Do-Re-Mi Fantasy: Milon no Dokidoki Daibouken (SNES, 1996)

Game info: Wikipedia
Listening: emulated audio, YouTube (playlist but incomplete, single video but complete)

Credits

Music Composer: June Chikuma
Sound Programer: Akihiro Sato, Hironao Yamamoto, Ichiro Shimakura, Akihiro Honma, Katsunori Takahashi, Takayuki Iwabuchi, Hideki Oka
Sound Producer: Toshiyuki Sasagawa, Toshiaki Takimoto

Info

Another day, another game I played/streamed because I had heard the soundtrack first ages ago. This one’s a Japan-only SNES sequel to Milon’s Secret Castle, which is a more straightforwar stage-based platformer. The “do-re-mi” in the title is a musical scale reference, as in the game you’re collecting musical instruments for contrived video game plot reasons. It has a cool soundtrack by June Chikuma, whom I haven’t posted about since one of my first posts here 13 months ago.

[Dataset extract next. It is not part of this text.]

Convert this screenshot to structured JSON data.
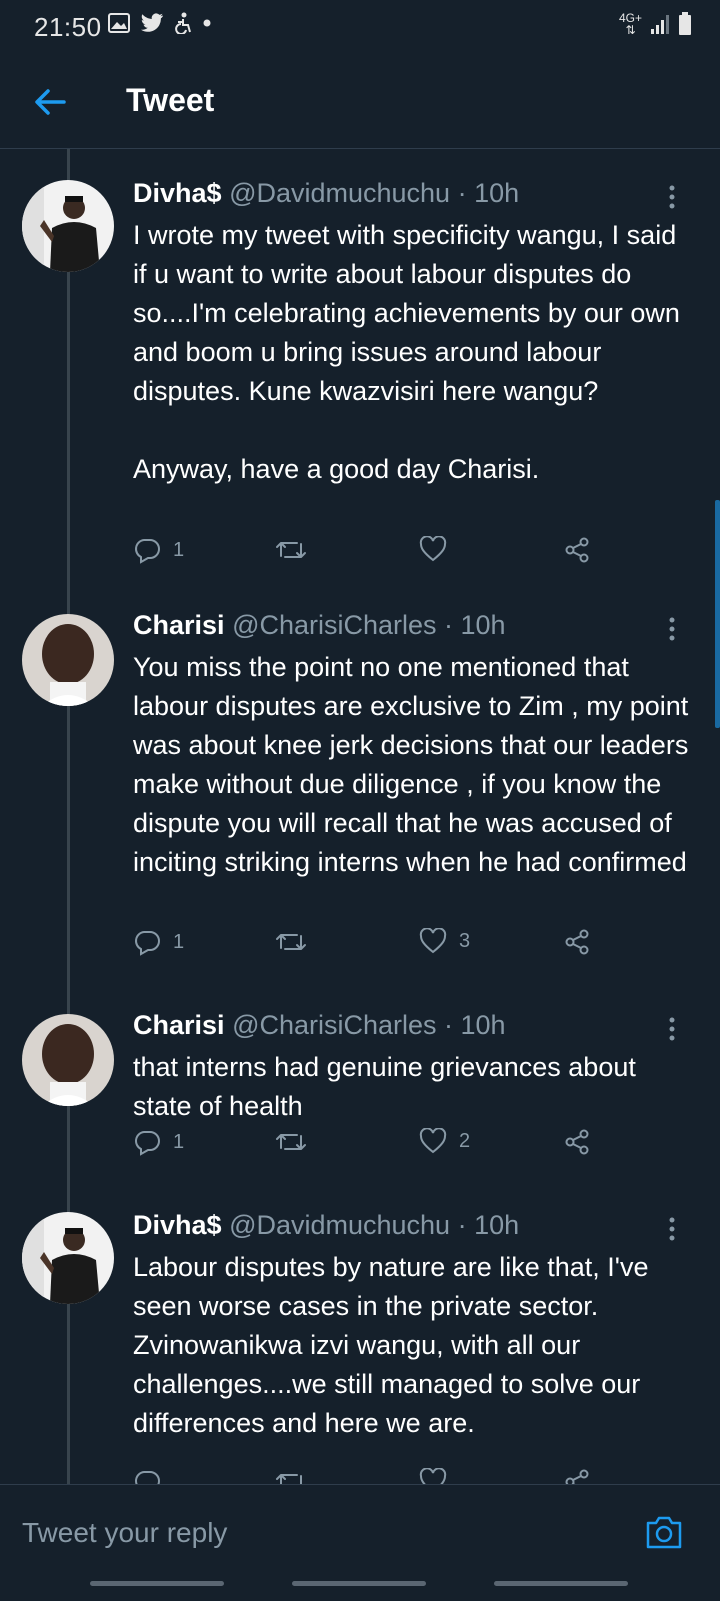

It’s an interesting soundtrack with a bit of a distinctive feel because, as far as SNES games go, it uses really long samples: instruments with long tails, drumloops, environmental sounds, and so on. Makes it sound more like something you’d hear on a console from the next generation with more sample memory. As for what she did with all that audio data: well it’s a cute game for children so there’s a bunch of cuter quirky tunes, but there’s also a bunch of pretty ambient pieces and a healthy amount of transposey dancefloor influence on a few tracks.